The Radical in Ambedkar: Critical Reflections
Suraj Yengde and Anand Teltumbde (Editors)
Penguin Random House
497 pages
Rs. 999
Suraj Yengde and Anand Teltumbde (Editors)
Penguin Random House
497 pages
Rs. 999
BR Ambedkar was one of the most, if not the most, educated person in India during his time. Though a good number Indians, mostly from the traditionally elite or prosperous families, went abroad to study, not many were awarded PhDs. He earned two, from the London School of Economics in the United Kingdom and another from Columbia University in America. His scholarship did not end with the dissertations he submitted in these foreign universities. Nor did he write only on the question of Dalit emancipation. He was an economist, a legal expert and a social thinker.
He was also more than an intellectual. He had the skills of a journalist and was associated with four newspapers, which he himself had started. He was a prominent educationalist of his time and set up a large number of educational institutions. Even though he worked as a full time member of India’s Constituent Assembly, he remained actively involved with the movement for Dalit rights. Most importantly, perhaps, he wrote on a wide range of subjects and his writings were almost always shaped by the demands of the subject at hand and not by his political activism.
While his deification by the Dalit masses across the subcontinent and beyond is understandable, it also makes him inaccessible for critical engagements that would advance our understanding of the range of subjects he had been preoccupied with and wrote books and articles on. Since the early 1990s, Ambedkar has grown in stature and everyone from the right to the left wants to appropriate him. He has also emerged as the most popular symbol of the Indian state. The number of universities, colleges and other public institutions/building named after him will, perhaps, surpass any other political leader in recent times. Compare this with the fact that when he died in 1956, his friends and followers had to partly pay for taking his body from Delhi to Bombay.

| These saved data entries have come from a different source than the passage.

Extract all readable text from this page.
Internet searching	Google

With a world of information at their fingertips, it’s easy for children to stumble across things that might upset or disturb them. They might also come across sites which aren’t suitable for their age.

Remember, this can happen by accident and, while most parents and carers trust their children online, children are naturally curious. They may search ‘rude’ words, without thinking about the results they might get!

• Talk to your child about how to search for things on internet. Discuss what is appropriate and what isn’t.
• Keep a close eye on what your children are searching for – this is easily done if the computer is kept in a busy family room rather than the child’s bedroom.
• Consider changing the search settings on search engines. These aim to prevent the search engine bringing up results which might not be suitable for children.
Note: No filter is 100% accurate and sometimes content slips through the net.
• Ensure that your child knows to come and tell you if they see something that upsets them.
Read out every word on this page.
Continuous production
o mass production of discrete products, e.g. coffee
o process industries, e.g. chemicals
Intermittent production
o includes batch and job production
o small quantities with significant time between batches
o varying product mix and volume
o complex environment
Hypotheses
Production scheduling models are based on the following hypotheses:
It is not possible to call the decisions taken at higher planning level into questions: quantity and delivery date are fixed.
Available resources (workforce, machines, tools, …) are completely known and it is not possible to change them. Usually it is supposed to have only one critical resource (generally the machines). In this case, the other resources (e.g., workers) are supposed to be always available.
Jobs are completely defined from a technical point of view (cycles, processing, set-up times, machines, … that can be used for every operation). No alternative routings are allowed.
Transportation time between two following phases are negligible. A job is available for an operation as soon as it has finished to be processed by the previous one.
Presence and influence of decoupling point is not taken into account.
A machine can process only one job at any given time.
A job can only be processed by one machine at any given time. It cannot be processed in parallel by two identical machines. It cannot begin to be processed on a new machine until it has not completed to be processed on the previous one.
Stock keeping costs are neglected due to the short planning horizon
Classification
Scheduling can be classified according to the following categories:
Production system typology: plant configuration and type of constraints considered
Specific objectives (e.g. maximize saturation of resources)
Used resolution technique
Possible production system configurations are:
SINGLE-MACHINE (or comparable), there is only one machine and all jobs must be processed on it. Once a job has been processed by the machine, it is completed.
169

However, the editors of the book underline that this elevation of Ambedkar needs to be accompanied by recognition of his intellectual contributions, of the ideas and opinions on what ails our times and building a society free of discrimination and divisions. For this to happen, Ambedkar needs to be available for critical engagement, even scrutiny, by scholars and thinkers of contemporary times. In absence of such constant critical engagements with his ideas and scholarship, Ambedkar becomes amenable to appropriation by the ruling classes as a brand ambassador. The editors are particularly critical of him being eulogised as the “messiah for Untouchables, a Constitution maker, a Bodhisattva, a neoliberal free-market protagonist…”. In the same breath, he is also unjustly “vilified as being casteist, a British stooge and a communist hater” (p. xxiii). Besides the possible political motives, such misrepresentations of Ambedkar are also a result of a lack of serious engagement with his works.
Thus, this book is an effort at “unlocking Ambedkar”, to open up a space where he and his writings become a rallying point for scholars, thinkers and activists to discuss the questions and concerns he articulated and wrote about and what they can learn from him. Unlike many other thinkers and theorists of modern times, Ambedkar did not believe in any fixed ideological system. Nor did he attempt to produce one. His approach to social problems was that of pragmatist. Such an approach or perspective does not necessarily advocate consistency, which he famously dismissed as “the virtue of an ass”. Context and circumstances thus need to be taken into consideration while contemplating policy or political actions.